About the only thing you don't multiply is the yeast. All the rest really do take 6 times as much.


----------



## RkyMtnWine (Jan 15, 2009)

Thanks appleman... got my hands on 15# of fresh blueberries... got to put them to good use... looking to make a full bodied batch.


----------



## grapeman (Jan 15, 2009)

Where did you find fresh blueberries this time of year? SOund good.


----------



## RkyMtnWine (Jan 15, 2009)

well, fresh blueberries.. Bleuets from Santiago, Chile. Maybe not so fresh




... but they looked and tasted good.Got them at local grocery. $1.88 for 11oz.


----------



## RkyMtnWine (Jan 23, 2009)

Prepared the primary.. ended up with 17# of blueberries for th 6 gallon batch.. used 10# of invert sugar and 2# of raw wildflower honey.
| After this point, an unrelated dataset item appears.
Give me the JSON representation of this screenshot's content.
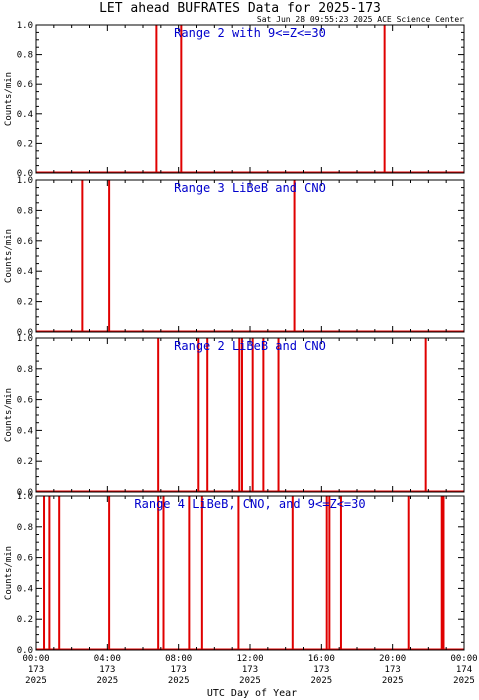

Also added 2 ripe bananas. Acidity right now is .45%... will adjust that to .6% before i add the yeast.. sg is 1.091. Not sure which yeast i should use since i added the honey.. see quite a few options in the forum. This is what i have on hand.



Red Star Montrachet

Lalvin D47

Lalvin EC-1118

Lalvin RC-212

Lalvin 71B-1122

Any input on which one to use would be greatly appreciated.


----------



## grapeman (Jan 23, 2009)

I would use either the 212 or the 1122. I would lean towards the 71B-1122 myself.


----------



## RkyMtnWine (Jan 24, 2009)

thanks appleman.. followed your suggestion and used 1122. Prepared a yeast starter 5pm last night and piched it at 9pm. This morning i see its starting to do its job. Will be staging the energizer and nutrient.


----------



## uavwmn (Jan 24, 2009)

Ok, 5# 4#. What does the "#" mean? Bags? Numbers?


----------



## RkyMtnWine (Jan 24, 2009)

pounds.


----------



## uavwmn (Jan 24, 2009)

Thanks Rocky.


----------



## RkyMtnWine (Jan 24, 2009)

your welcome uavwmn. Had fun getting this recipe together.. did internet search on blueberry recipes.. compliled about 20.. tossed out about 10 of those because they were so off the wall... did a comparison of all the rest and used an average for the ingredients.. only deviation was using the 2# of Honey. Think i will take pics and post this in the recipe section.


----------



## uavwmn (Jan 24, 2009)

RkyMtnWine, change 99, going to do the strawberry wine recipe that BDKS is currently making. It is a 1 gal recipe and seems clear cut to me. Your blueberry wine sounds delicious!!! If the strawberry turns out decent I will try the blueberry.


Thanks for the help.


----------



## RkyMtnWine (Jan 24, 2009)

strawberry was my first wine... bottled that November 08. tastes a little on the flat side.. did not have acid test kit at the time so was relying on the recipe. Hopefully aging will help.


----------



## RkyMtnWine (Jan 25, 2009)

Looks like I am trying to make a 7 gallon batch with 6 gallon recipe.. Dummy me, when topping up to the 6 gallon mark.. dont forget to leave room for the pulp bag.. This is the blueberry batch.

<DIV =mediaContainer>


----------



## uavwmn (Jan 25, 2009)

RkyMtnWine, I do not have an acid test kit either. Should I get one?


----------



## RkyMtnWine (Jan 25, 2009)

absolutely.... i have one now... wish i had it from the beginning... George has those and quite reasonable. You need to know where your at on your acidity... also good idea to get the ph accuvin test strips.. easy to use.


----------



## uavwmn (Jan 25, 2009)

Rky, ok, good to know. Will order those today.


----------